Btw, as a product leader, I’ve sometimes expected written descriptions from PMs in my teams, so both sides can focus — maybe your manager would welcome that as well.
Use drawing when talking to your team or manager. It is one language we all speak. Instead of a long description of the first idea, draw something by hand. It makes you think and accelerates understanding of others.
Draw a wireframe, UML diagram, or a roadmap. Anything that helps your brain to focus on a specific task or problem.
The ultimate tool when training for presentations or meetings. Usually faster than writing. I also use it when I’m on the go and I want to store some broader ideas.
Available for free on your phone, you can add them to your notes as a combination of all the above.
Writing, drawing, and using voice memos have one another thing in common — they help you to focus and calm in case you have a wild mind and don’t know how to focus on one thing.
I know, I know, AI again. The thing that might bury our jobs. Before it shoots us from behind with a shotgun, it makes sense as your buddy. Enemy of my enemy…
You can ask ChatGPT about competitors, challenges, USPs, or use it in role-play mode.

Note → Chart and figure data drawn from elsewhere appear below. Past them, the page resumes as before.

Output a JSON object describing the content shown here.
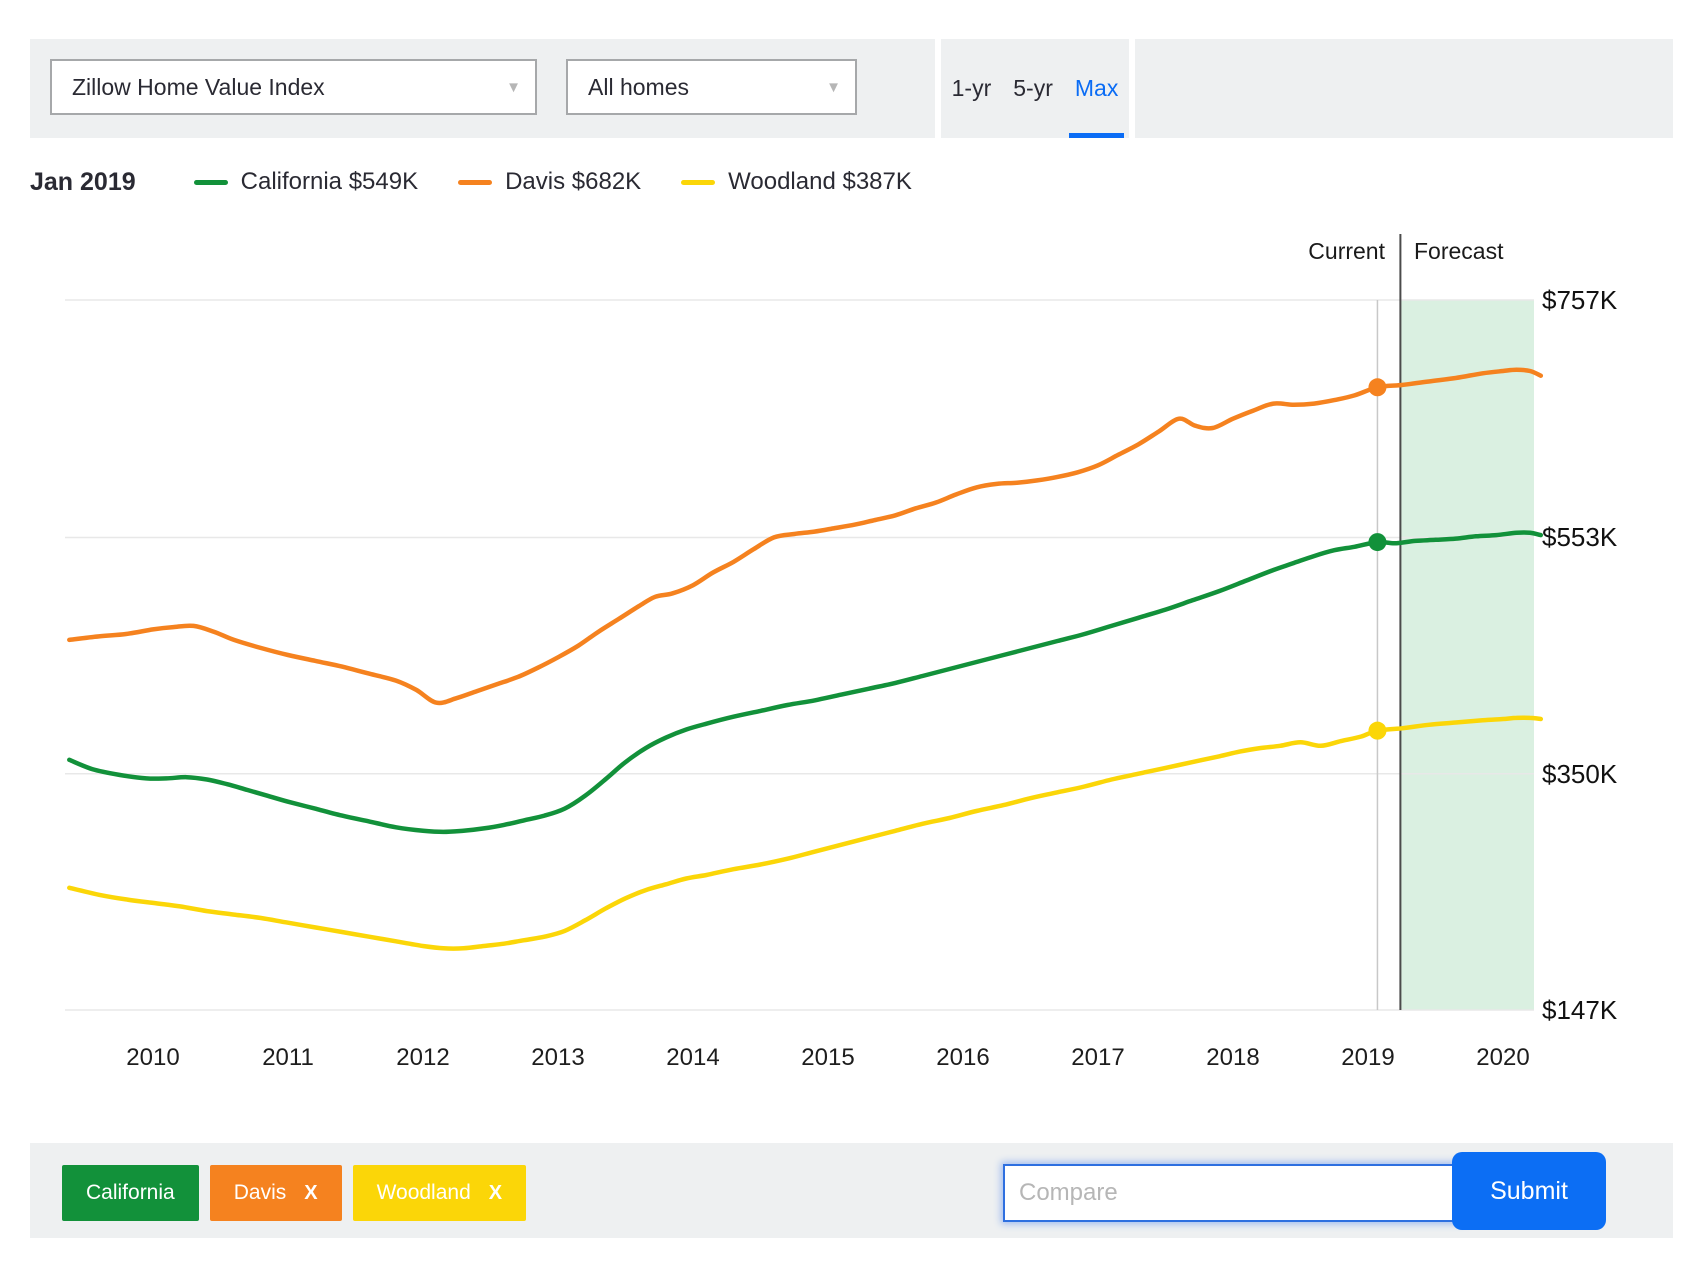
{
  "toolbar": {
    "metric_select": {
      "value": "Zillow Home Value Index"
    },
    "home_type_select": {
      "value": "All homes"
    },
    "range_tabs": [
      {
        "label": "1-yr",
        "active": false
      },
      {
        "label": "5-yr",
        "active": false
      },
      {
        "label": "Max",
        "active": true
      }
    ]
  },
  "legend": {
    "date": "Jan 2019",
    "items": [
      {
        "label": "California $549K",
        "color": "#12913a"
      },
      {
        "label": "Davis $682K",
        "color": "#f5821f"
      },
      {
        "label": "Woodland $387K",
        "color": "#fbd608"
      }
    ]
  },
  "chart_data": {
    "type": "line",
    "title": "Zillow Home Value Index",
    "x_axis": {
      "tick_labels": [
        "2010",
        "2011",
        "2012",
        "2013",
        "2014",
        "2015",
        "2016",
        "2017",
        "2018",
        "2019",
        "2020"
      ],
      "tick_values": [
        2010,
        2011,
        2012,
        2013,
        2014,
        2015,
        2016,
        2017,
        2018,
        2019,
        2020
      ],
      "range": [
        2009.38,
        2020.28
      ]
    },
    "y_axis": {
      "tick_labels": [
        "$757K",
        "$553K",
        "$350K",
        "$147K"
      ],
      "tick_values": [
        757,
        553,
        350,
        147
      ],
      "units": "USD thousands",
      "range": [
        147,
        757
      ]
    },
    "annotations": {
      "current": "Current",
      "forecast": "Forecast",
      "hover_date": "Jan 2019",
      "hover_x": 2019.07,
      "forecast_start_x": 2019.24,
      "forecast_band_color": "#daf0e1",
      "grid_color": "#e8e8e8",
      "hover_line_color": "#c8c8c8",
      "divider_color": "#4b4b4b"
    },
    "series": [
      {
        "name": "California",
        "color": "#12913a",
        "value_at_hover_k": 549,
        "label_at_hover": "$549K",
        "points": [
          [
            2009.38,
            362
          ],
          [
            2009.55,
            354
          ],
          [
            2009.75,
            349
          ],
          [
            2009.95,
            346
          ],
          [
            2010.1,
            346
          ],
          [
            2010.25,
            347
          ],
          [
            2010.4,
            345
          ],
          [
            2010.55,
            341
          ],
          [
            2010.7,
            336
          ],
          [
            2010.85,
            331
          ],
          [
            2011.0,
            326
          ],
          [
            2011.2,
            320
          ],
          [
            2011.4,
            314
          ],
          [
            2011.6,
            309
          ],
          [
            2011.8,
            304
          ],
          [
            2012.0,
            301
          ],
          [
            2012.15,
            300
          ],
          [
            2012.3,
            301
          ],
          [
            2012.45,
            303
          ],
          [
            2012.6,
            306
          ],
          [
            2012.75,
            310
          ],
          [
            2012.9,
            314
          ],
          [
            2013.05,
            320
          ],
          [
            2013.2,
            331
          ],
          [
            2013.35,
            345
          ],
          [
            2013.5,
            360
          ],
          [
            2013.65,
            372
          ],
          [
            2013.8,
            381
          ],
          [
            2013.95,
            388
          ],
          [
            2014.1,
            393
          ],
          [
            2014.3,
            399
          ],
          [
            2014.5,
            404
          ],
          [
            2014.7,
            409
          ],
          [
            2014.9,
            413
          ],
          [
            2015.1,
            418
          ],
          [
            2015.3,
            423
          ],
          [
            2015.5,
            428
          ],
          [
            2015.7,
            434
          ],
          [
            2015.9,
            440
          ],
          [
            2016.1,
            446
          ],
          [
            2016.3,
            452
          ],
          [
            2016.5,
            458
          ],
          [
            2016.7,
            464
          ],
          [
            2016.9,
            470
          ],
          [
            2017.1,
            477
          ],
          [
            2017.3,
            484
          ],
          [
            2017.5,
            491
          ],
          [
            2017.7,
            499
          ],
          [
            2017.9,
            507
          ],
          [
            2018.1,
            516
          ],
          [
            2018.3,
            525
          ],
          [
            2018.45,
            531
          ],
          [
            2018.6,
            537
          ],
          [
            2018.75,
            542
          ],
          [
            2018.9,
            545
          ],
          [
            2019.07,
            549
          ],
          [
            2019.2,
            548
          ],
          [
            2019.35,
            550
          ],
          [
            2019.5,
            551
          ],
          [
            2019.65,
            552
          ],
          [
            2019.8,
            554
          ],
          [
            2019.95,
            555
          ],
          [
            2020.1,
            557
          ],
          [
            2020.2,
            557
          ],
          [
            2020.28,
            555
          ]
        ]
      },
      {
        "name": "Davis",
        "color": "#f5821f",
        "value_at_hover_k": 682,
        "label_at_hover": "$682K",
        "points": [
          [
            2009.38,
            465
          ],
          [
            2009.6,
            468
          ],
          [
            2009.8,
            470
          ],
          [
            2010.0,
            474
          ],
          [
            2010.15,
            476
          ],
          [
            2010.3,
            477
          ],
          [
            2010.45,
            472
          ],
          [
            2010.6,
            465
          ],
          [
            2010.8,
            458
          ],
          [
            2011.0,
            452
          ],
          [
            2011.2,
            447
          ],
          [
            2011.4,
            442
          ],
          [
            2011.6,
            436
          ],
          [
            2011.8,
            430
          ],
          [
            2011.95,
            422
          ],
          [
            2012.1,
            411
          ],
          [
            2012.25,
            415
          ],
          [
            2012.4,
            421
          ],
          [
            2012.55,
            427
          ],
          [
            2012.7,
            433
          ],
          [
            2012.85,
            441
          ],
          [
            2013.0,
            450
          ],
          [
            2013.15,
            460
          ],
          [
            2013.3,
            472
          ],
          [
            2013.45,
            483
          ],
          [
            2013.6,
            494
          ],
          [
            2013.72,
            502
          ],
          [
            2013.85,
            505
          ],
          [
            2014.0,
            512
          ],
          [
            2014.15,
            523
          ],
          [
            2014.3,
            532
          ],
          [
            2014.45,
            543
          ],
          [
            2014.6,
            553
          ],
          [
            2014.75,
            556
          ],
          [
            2014.9,
            558
          ],
          [
            2015.05,
            561
          ],
          [
            2015.2,
            564
          ],
          [
            2015.35,
            568
          ],
          [
            2015.5,
            572
          ],
          [
            2015.65,
            578
          ],
          [
            2015.8,
            583
          ],
          [
            2015.95,
            590
          ],
          [
            2016.1,
            596
          ],
          [
            2016.25,
            599
          ],
          [
            2016.4,
            600
          ],
          [
            2016.55,
            602
          ],
          [
            2016.7,
            605
          ],
          [
            2016.85,
            609
          ],
          [
            2017.0,
            615
          ],
          [
            2017.15,
            624
          ],
          [
            2017.3,
            633
          ],
          [
            2017.45,
            644
          ],
          [
            2017.6,
            655
          ],
          [
            2017.72,
            649
          ],
          [
            2017.85,
            647
          ],
          [
            2018.0,
            655
          ],
          [
            2018.15,
            662
          ],
          [
            2018.3,
            668
          ],
          [
            2018.45,
            667
          ],
          [
            2018.6,
            668
          ],
          [
            2018.75,
            671
          ],
          [
            2018.9,
            675
          ],
          [
            2019.07,
            682
          ],
          [
            2019.25,
            684
          ],
          [
            2019.45,
            687
          ],
          [
            2019.65,
            690
          ],
          [
            2019.85,
            694
          ],
          [
            2020.0,
            696
          ],
          [
            2020.1,
            697
          ],
          [
            2020.2,
            696
          ],
          [
            2020.28,
            692
          ]
        ]
      },
      {
        "name": "Woodland",
        "color": "#fbd608",
        "value_at_hover_k": 387,
        "label_at_hover": "$387K",
        "points": [
          [
            2009.38,
            252
          ],
          [
            2009.6,
            246
          ],
          [
            2009.8,
            242
          ],
          [
            2010.0,
            239
          ],
          [
            2010.2,
            236
          ],
          [
            2010.4,
            232
          ],
          [
            2010.6,
            229
          ],
          [
            2010.8,
            226
          ],
          [
            2011.0,
            222
          ],
          [
            2011.2,
            218
          ],
          [
            2011.4,
            214
          ],
          [
            2011.6,
            210
          ],
          [
            2011.8,
            206
          ],
          [
            2012.0,
            202
          ],
          [
            2012.15,
            200
          ],
          [
            2012.3,
            200
          ],
          [
            2012.45,
            202
          ],
          [
            2012.6,
            204
          ],
          [
            2012.75,
            207
          ],
          [
            2012.9,
            210
          ],
          [
            2013.05,
            215
          ],
          [
            2013.2,
            224
          ],
          [
            2013.35,
            234
          ],
          [
            2013.5,
            243
          ],
          [
            2013.65,
            250
          ],
          [
            2013.8,
            255
          ],
          [
            2013.95,
            260
          ],
          [
            2014.1,
            263
          ],
          [
            2014.3,
            268
          ],
          [
            2014.5,
            272
          ],
          [
            2014.7,
            277
          ],
          [
            2014.9,
            283
          ],
          [
            2015.1,
            289
          ],
          [
            2015.3,
            295
          ],
          [
            2015.5,
            301
          ],
          [
            2015.7,
            307
          ],
          [
            2015.9,
            312
          ],
          [
            2016.1,
            318
          ],
          [
            2016.3,
            323
          ],
          [
            2016.5,
            329
          ],
          [
            2016.7,
            334
          ],
          [
            2016.9,
            339
          ],
          [
            2017.1,
            345
          ],
          [
            2017.3,
            350
          ],
          [
            2017.5,
            355
          ],
          [
            2017.7,
            360
          ],
          [
            2017.9,
            365
          ],
          [
            2018.05,
            369
          ],
          [
            2018.2,
            372
          ],
          [
            2018.35,
            374
          ],
          [
            2018.5,
            377
          ],
          [
            2018.65,
            374
          ],
          [
            2018.8,
            378
          ],
          [
            2018.95,
            382
          ],
          [
            2019.07,
            387
          ],
          [
            2019.25,
            389
          ],
          [
            2019.45,
            392
          ],
          [
            2019.65,
            394
          ],
          [
            2019.85,
            396
          ],
          [
            2020.0,
            397
          ],
          [
            2020.1,
            398
          ],
          [
            2020.2,
            398
          ],
          [
            2020.28,
            397
          ]
        ]
      }
    ],
    "legend_position": "top",
    "grid": "horizontal-only"
  },
  "compare_bar": {
    "chips": [
      {
        "label": "California",
        "color": "#12913a",
        "removable": false
      },
      {
        "label": "Davis",
        "color": "#f5821f",
        "removable": true
      },
      {
        "label": "Woodland",
        "color": "#fbd608",
        "removable": true
      }
    ],
    "remove_icon": "X",
    "input_placeholder": "Compare",
    "submit_label": "Submit"
  },
  "colors": {
    "toolbar_bg": "#eef0f1",
    "accent_blue": "#0a6cf5",
    "submit_blue": "#0c6ef4",
    "input_focus_border": "#2e6fe0"
  }
}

I’m not letting it make decisions for me, but rather I use it as another source of input in the same way I would talk to a colleague. The only difference is that I can do this 24/7 without stealing someone else’s time, and I can do it much faster.
When I was working for Mews, I would ask things like this:
“I work for a company building a property management system. I want to make a better self-service experience for guests. Is building a chatbot a good idea? What competitors are offering this? And what might be adoption challenges for hotels?”
While I was writing this article, Lenny asked on Twitter how others are using ChatGPT in reality — this might be a great inspiration.
This is already well known — use calendar blocks to do deep work. Don’t let others interrupt it. Find out what time of day works best for you, block it in your calendar, and stick with it. The biggest enemy of this method is yourself — not your colleagues asking for your time. You are the gate keeper. Stick with it!
The LNO framework
Not all tasks are equal. Some require more energy, some less. You can deal with tasks under 3 minutes immediately, don’t store them in your mind or in a never-ending task list in Asana.
The LNO framework is described by Shreays on his twitter and it might help you get things more under control.
Steer your excitement — get it done or smash it
This is something I realized recently, and it is a game-changer for me. It took me many years to understand.
If you are in love with some ideas, take any step that will help you determine if they are worth it for you or not. I always had around 1000 ideas, and I talked about them more than I actually did them. This ended up in a loophole where I had a paralysis on what ideas I want to work on.
Talk to potential clients or colleagues from a customer care about it. Write it down. Draw it. Build a lander for it. Doing these small things helped me to throw stupid or idealistic ideas into the brain’s garbage can because even they don’t deserve to stay there.
Don't forget about your job
With all the frameworks on the internet, with SVPG, with Reddit groups, with all the podcasts and Twitter wisdom… don’t forget about your job and your skills. Consuming these things might become toxic as you start looking for something that is unreal. A lot of these pieces of advice are just theory — well-written, but hardly applicable in real world. It depends heavily on the environment you work in, on your manager, and on company culture and goals.
Don’t forget about your job — do it no matter what articles say. Use it as a way to improve yourself, not as a dogma. If your job is about handling delivery and writing stories, do it. Or change the company.
It is easy to say, but hard to keep in mind and apply. Learn by doing. Good luck!